Antes do inicio da missão, todos nós estávamos convencidos de que não aconteceria nada especial. Embora soubessem que deveríamos nos ocupar dos óvnis, nunca acreditamos que chegaríamos a ver e

muito menos escutar nada.

Os primeiros vôos realizamos com o objetivo único de nos orientarmos nas mais diversas condições atmosféricas, e voávamos em estreita formação a quase 38.000 pés de altura, sobre as Montanhas Rochosas de Idhao, Utah e mais ao norte.

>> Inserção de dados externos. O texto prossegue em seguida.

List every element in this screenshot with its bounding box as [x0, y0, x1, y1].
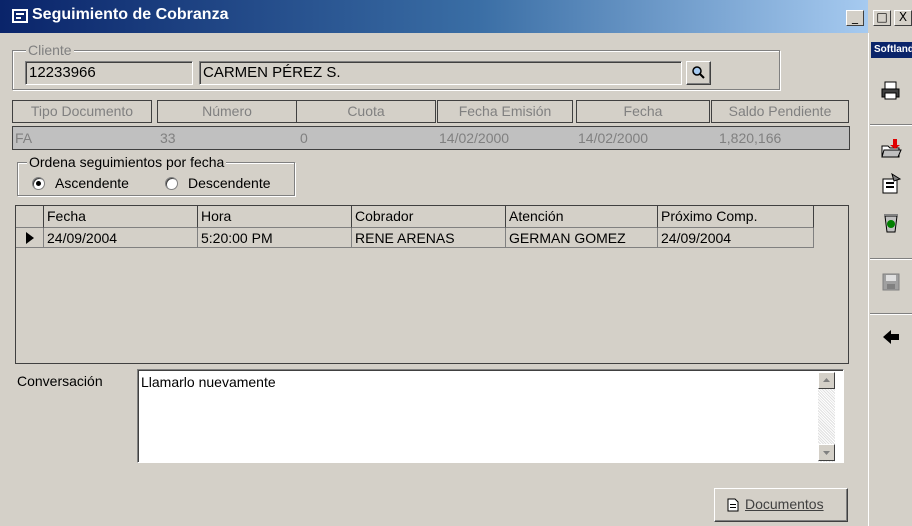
header-saldo-pendiente: Saldo Pendiente: [711, 100, 849, 123]
header-cuota: Cuota: [296, 100, 436, 123]
table-cell-proximo-comp[interactable]: 24/09/2004: [658, 228, 814, 248]
scroll-down-button[interactable]: [818, 444, 835, 461]
scroll-up-button[interactable]: [818, 372, 835, 389]
conversacion-text[interactable]: Llamarlo nuevamente: [141, 374, 276, 390]
toolbar-separator: [870, 124, 912, 126]
table-cell-cobrador[interactable]: RENE ARENAS: [352, 228, 506, 248]
row-selector[interactable]: [16, 228, 44, 248]
conversacion-label: Conversación: [17, 373, 103, 389]
client-name-field[interactable]: CARMEN PÉREZ S.: [199, 61, 682, 85]
maximize-button[interactable]: □: [873, 10, 891, 26]
tipo-documento-value: FA: [15, 130, 33, 146]
table-cell-fecha[interactable]: 24/09/2004: [44, 228, 198, 248]
window-title: Seguimiento de Cobranza: [32, 6, 229, 23]
brand-logo: Softland: [871, 42, 912, 58]
cuota-value: 0: [300, 130, 308, 146]
open-folder-icon[interactable]: [880, 138, 902, 160]
save-icon[interactable]: [880, 271, 902, 293]
table-cell-hora[interactable]: 5:20:00 PM: [198, 228, 352, 248]
search-icon: [692, 66, 705, 79]
col-proximo-comp[interactable]: Próximo Comp.: [658, 206, 814, 228]
header-fecha-emision: Fecha Emisión: [437, 100, 573, 123]
header-numero: Número: [157, 100, 297, 123]
col-atencion[interactable]: Atención: [506, 206, 658, 228]
col-fecha[interactable]: Fecha: [44, 206, 198, 228]
arrow-up-icon: [823, 378, 830, 382]
window-icon: [12, 9, 28, 23]
numero-value: 33: [160, 130, 176, 146]
recycle-icon[interactable]: [880, 212, 902, 234]
rut-field[interactable]: 12233966: [25, 61, 193, 85]
saldo-pendiente-value: 1,820,166: [719, 130, 782, 146]
back-arrow-icon[interactable]: [880, 326, 902, 348]
fecha-value: 14/02/2000: [578, 130, 649, 146]
properties-icon[interactable]: [880, 172, 902, 195]
orden-legend: Ordena seguimientos por fecha: [27, 154, 227, 170]
document-icon: [726, 498, 740, 512]
col-hora[interactable]: Hora: [198, 206, 352, 228]
ascendente-label[interactable]: Ascendente: [55, 175, 129, 191]
fecha-emision-value: 14/02/2000: [439, 130, 510, 146]
ascendente-radio[interactable]: [32, 177, 45, 190]
close-button[interactable]: X: [894, 10, 912, 26]
descendente-radio[interactable]: [165, 177, 178, 190]
minimize-button[interactable]: _: [846, 10, 864, 26]
search-client-button[interactable]: [686, 61, 711, 85]
row-indicator-header: [16, 206, 44, 228]
descendente-label[interactable]: Descendente: [188, 175, 271, 191]
arrow-down-icon: [823, 451, 830, 455]
row-pointer-icon: [26, 232, 34, 244]
documentos-label[interactable]: Documentos: [745, 496, 824, 512]
print-icon[interactable]: [880, 80, 902, 102]
toolbar-separator: [870, 258, 912, 260]
cliente-legend: Cliente: [26, 42, 74, 58]
header-fecha: Fecha: [576, 100, 710, 123]
table-cell-atencion[interactable]: GERMAN GOMEZ: [506, 228, 658, 248]
toolbar-separator: [870, 313, 912, 315]
col-cobrador[interactable]: Cobrador: [352, 206, 506, 228]
header-tipo-documento: Tipo Documento: [12, 100, 152, 123]
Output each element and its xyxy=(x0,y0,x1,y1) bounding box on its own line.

Quando tivemos o primeiro avistamento, o tenente X anunciou: “Bogeis”! São as naves à nossa mesma altitude” A palavra Bogeis forma parte de uma particular terminologia da Força Aérea e significa: “Objeto voador desconhecido” algo que não se conhece, que não nos pertence, e isto sabíamos todos. Eram 16 objetos em perfeita formação de “V”, que voavam a uma velocidade aproximada da nossa, e se mantinham a nosso lado. Nossa velocidade ara de 680 nós (um nó = 1.85 km /h.), e era possível distinguir-los bastante bem: estavam rodeados de uma espécie de aura, algo semelhante a uma iluminação vial ou um anuncio florescente, na nevoa ou na chuva.

Minha impressão? Eu estava bastante conturbado, não sabia o que estava acontecendo. Nunca havia visto antes um desses objetos, quanto mais dezesseis juntos. Nos aproximamos, mas, respeitando a ordem de manter-nos a certa distancia. Sabíamos muito bem o que havia acontecido a outros aviões que haviam se aproximado demais, e não tínhamos nenhuma intenção de ter o mesmo fim. Os objetos desfizeram a formação e se dividiram em quatro grupos de quatro unidades cada um. Depois de um minuto romperam também esta formação e nos mostraram manobras que segundo nossos manuais são impossíveis. À velocidades superiores a 3000 milhas paravam repentinamente, assim com se apaga uma luz, e logo em seguida aceleravam da mesma forma.

Quando paravam podíamos distinguir muito bem sua silhueta. Tinham um diâmetro de 150 a 180 pés e, uma altura na parte central de 20 a 30 pés (um pé = 0,305 metros). Quando aceleravam a cor da aura mudava, como o espectro. Não observamos nenhum ruído. Este avistamento durou quase oito minutos, e depois os óvnis desapareceram tal como haviam aparecido, repentinamente.

Apenas aterrissamos, nos lembraram que deveríamos guardar em silencio tudo que havíamos visto.

Fizemos nossos relatórios e nunca chegamos a saber se as gravações cinematográficas feitas a bordo saíram bem, sendo que os filmes foram retirados imediatamente após a nossa chegada à terra e, nem tão pouco soubemos onde foram parar.

Voamos mais algum tempo depois sem ter mais avistamentos, até que os vimos pela segunda vez. Eram cinco e também nesta ocasião quem os viu primeiro foi o tenente X. Tudo ocorreu quase como a primeira vez, não sabíamos se eram os mesmos da vez anterior, mas estavam ali e se moviam oscilando de cima para baixo. As leis físicas de vôo que havíamos estudado na academia da Força Aérea pareciam não afetar-los em nada.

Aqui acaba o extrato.